Proposed public safety sales tax increases went down in flames in Henry and Rock Island counties on Tuesday, leaving county officials warning of jobs losses and cutbacks.

In Rock Island County, a proposed quarter cent sales tax to fund the sheriff's department was rejected by 70 percent of voters, with 93 percent of precincts reporting.

In Henry County, with all precincts reporting, 78.5 percent of voters rejected a proposed half-percent sales tax increase to support public safety.

In both counties, the sheriff's departments are the most costly to county government.

Rock Island County Finance Committee Chairman Don Jacobs, D-East Moline, was a proponent of the quarter cent sales tax increase, which would have generated around $3.7 million.

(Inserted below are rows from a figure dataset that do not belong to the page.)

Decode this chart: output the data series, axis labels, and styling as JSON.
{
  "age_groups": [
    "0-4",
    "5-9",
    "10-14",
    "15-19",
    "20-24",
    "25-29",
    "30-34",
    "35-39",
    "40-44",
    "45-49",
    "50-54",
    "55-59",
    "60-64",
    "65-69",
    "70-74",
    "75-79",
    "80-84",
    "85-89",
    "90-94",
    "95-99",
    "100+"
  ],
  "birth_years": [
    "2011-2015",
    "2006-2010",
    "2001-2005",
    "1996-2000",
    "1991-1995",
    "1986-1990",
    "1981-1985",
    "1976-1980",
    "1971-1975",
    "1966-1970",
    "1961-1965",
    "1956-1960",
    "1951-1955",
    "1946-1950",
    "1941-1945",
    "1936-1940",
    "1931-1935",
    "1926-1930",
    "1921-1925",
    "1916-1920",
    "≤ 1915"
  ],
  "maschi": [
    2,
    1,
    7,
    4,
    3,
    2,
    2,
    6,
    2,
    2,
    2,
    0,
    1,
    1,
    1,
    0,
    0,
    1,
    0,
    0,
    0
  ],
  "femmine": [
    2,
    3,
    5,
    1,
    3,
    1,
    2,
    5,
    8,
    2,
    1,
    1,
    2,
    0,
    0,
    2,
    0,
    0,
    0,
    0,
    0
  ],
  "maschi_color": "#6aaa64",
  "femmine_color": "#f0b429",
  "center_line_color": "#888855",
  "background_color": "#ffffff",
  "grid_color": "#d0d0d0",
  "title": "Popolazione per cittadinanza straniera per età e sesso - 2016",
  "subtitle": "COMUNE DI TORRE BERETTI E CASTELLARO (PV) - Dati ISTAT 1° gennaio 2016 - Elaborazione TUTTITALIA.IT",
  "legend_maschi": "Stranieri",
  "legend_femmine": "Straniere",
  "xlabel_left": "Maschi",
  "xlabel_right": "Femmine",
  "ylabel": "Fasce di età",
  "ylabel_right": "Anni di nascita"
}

He said that, without the revenue from the new tax, the county will have to make deep cuts that will hurt taxpayers and city governments in Rock Island County.

"We collect their fines and we jail their prisoners," he said of the municipal governments. "There's going to have be cutbacks of 10 to 12 percent right across the board." Rock Island County is struggling financially, according to Mr. Jacobs, because of falling property tax revenue and reduced state funding.

Rock Island Sheriff Jeff Boyd had opposed the tax, saying he feared it would result in a funds shift that would leave him no net increase.

In Henry County, a proposal to raise the sales tax also took a drubbing and left Sheriff Jim Padilla — who also had opposed the tax — worried about funding. The tax would have generated an estimated $1.7 million for the sheriff's department which has an annual budget of around $5.3 million.

Sheriff Padilla, a Republican, suggested the failed referendum could mean job losses.

"My concern is that it could equal the loss of some staff that we can't afford to lose," he said. The sheriff added he thought there was no real campaign in favor of the tax increase.

Henry County Board chairman Tim Wells, a Republican, said it wasn't the board's role to promote the tax increase.

"It sounds like the voters have spoken three to one against it," he said. "I suppose we better understand what the voters are telling us."

Mr. Wells said he wasn't sure what impact the vote would have, but he said union negotiations with the sheriff's deputies are approaching in the summer.